Is the "Kids Act" Really Just for Kids? Probably Not
Jon Feere is the Legal Policy Analyst at the Center for Immigration Studies.
For months, some Republicans in the House of Representatives have been promising to introduce immigration legislation that would legalize a significant portion of illegal aliens living in the United States. Though no text has been released, one of the more high-profile GOP proposals is known as the Kids Act, an amnesty that would provide legal status to an as yet unknown number of presumably younger illegal aliens.
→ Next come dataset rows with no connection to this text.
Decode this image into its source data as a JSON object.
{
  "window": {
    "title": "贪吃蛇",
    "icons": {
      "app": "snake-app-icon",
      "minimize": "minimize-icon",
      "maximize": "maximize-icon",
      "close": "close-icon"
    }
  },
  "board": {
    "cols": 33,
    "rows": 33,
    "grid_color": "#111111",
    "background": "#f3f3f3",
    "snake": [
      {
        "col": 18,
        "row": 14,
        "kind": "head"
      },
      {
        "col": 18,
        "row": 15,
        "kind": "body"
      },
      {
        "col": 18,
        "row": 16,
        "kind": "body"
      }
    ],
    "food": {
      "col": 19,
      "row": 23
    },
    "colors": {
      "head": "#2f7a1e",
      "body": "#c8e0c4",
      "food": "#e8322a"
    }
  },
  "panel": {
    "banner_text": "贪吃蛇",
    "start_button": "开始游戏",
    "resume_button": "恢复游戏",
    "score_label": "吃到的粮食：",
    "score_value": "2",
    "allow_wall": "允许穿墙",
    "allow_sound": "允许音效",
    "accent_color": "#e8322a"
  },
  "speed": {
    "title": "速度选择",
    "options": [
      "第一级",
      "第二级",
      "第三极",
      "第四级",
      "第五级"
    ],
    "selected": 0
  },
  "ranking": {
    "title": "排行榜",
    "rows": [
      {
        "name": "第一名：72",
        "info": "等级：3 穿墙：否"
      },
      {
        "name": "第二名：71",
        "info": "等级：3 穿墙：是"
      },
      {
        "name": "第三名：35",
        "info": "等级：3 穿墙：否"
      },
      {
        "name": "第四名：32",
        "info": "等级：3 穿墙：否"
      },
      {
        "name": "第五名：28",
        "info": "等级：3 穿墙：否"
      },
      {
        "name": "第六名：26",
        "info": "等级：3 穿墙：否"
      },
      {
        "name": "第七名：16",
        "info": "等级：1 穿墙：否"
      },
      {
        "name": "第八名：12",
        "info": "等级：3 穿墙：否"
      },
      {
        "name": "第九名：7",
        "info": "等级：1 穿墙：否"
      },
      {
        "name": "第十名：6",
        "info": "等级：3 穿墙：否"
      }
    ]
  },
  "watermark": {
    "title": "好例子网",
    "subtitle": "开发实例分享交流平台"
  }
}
Many questions about how the Kids Act might operate remain unanswered. But if the amnesty is similar to the often-introduced but always-rejected Development, Relief, and Education for Alien Minors (DREAM) Act, it may contain a number of problematic provisions that raise the following questions:
1. Will the Kids Act Amnesty Only Benefit Minors?Advocates of the DREAM Act and the Kids Act sell their amnesty by focusing entirely on sympathetic young children. But even though the "M" in the acronymous DREAM Act stands for "Minors", the amnesty has never been limited to people 17 years of age or younger and most beneficiaries would, in fact, be adults. While some versions of the DREAM Act restricted recipients to illegal aliens under age 35, the most recent version had no upper age limit. But advocates know that infants and toddlers make for better marketing and so children are exploited in the push to legalize millions of adult illegal aliens who are legally and morally culpable of various immigration-related crimes.
The age of initial entry is also an issue. While an infant has certainly not begun to identify with a nationality, teenagers certainly identify with their homelands and have embraced their languages and cultures, not least through attending school there for many years. In other words, their identities have already been formed. To suggest that such individuals "know no other home than the United States", as amnesty advocates do, is simply not accurate for those who enter illegally at an older age.
It is possible that the Kids Act will only benefit minors, but if it involves dishonest marketing it will make the amnesty a tough sell. Thus far, the proposal sounds like it is being designed to convert President Obama's lawless Deferred Action decree — which legalizes illegal aliens as old as 30 — into actual law. Instead of going after Obama for making an end run around Congress and the Constitution, the GOP is apparently following his lead, thereby encouraging similar lawlessness in the future.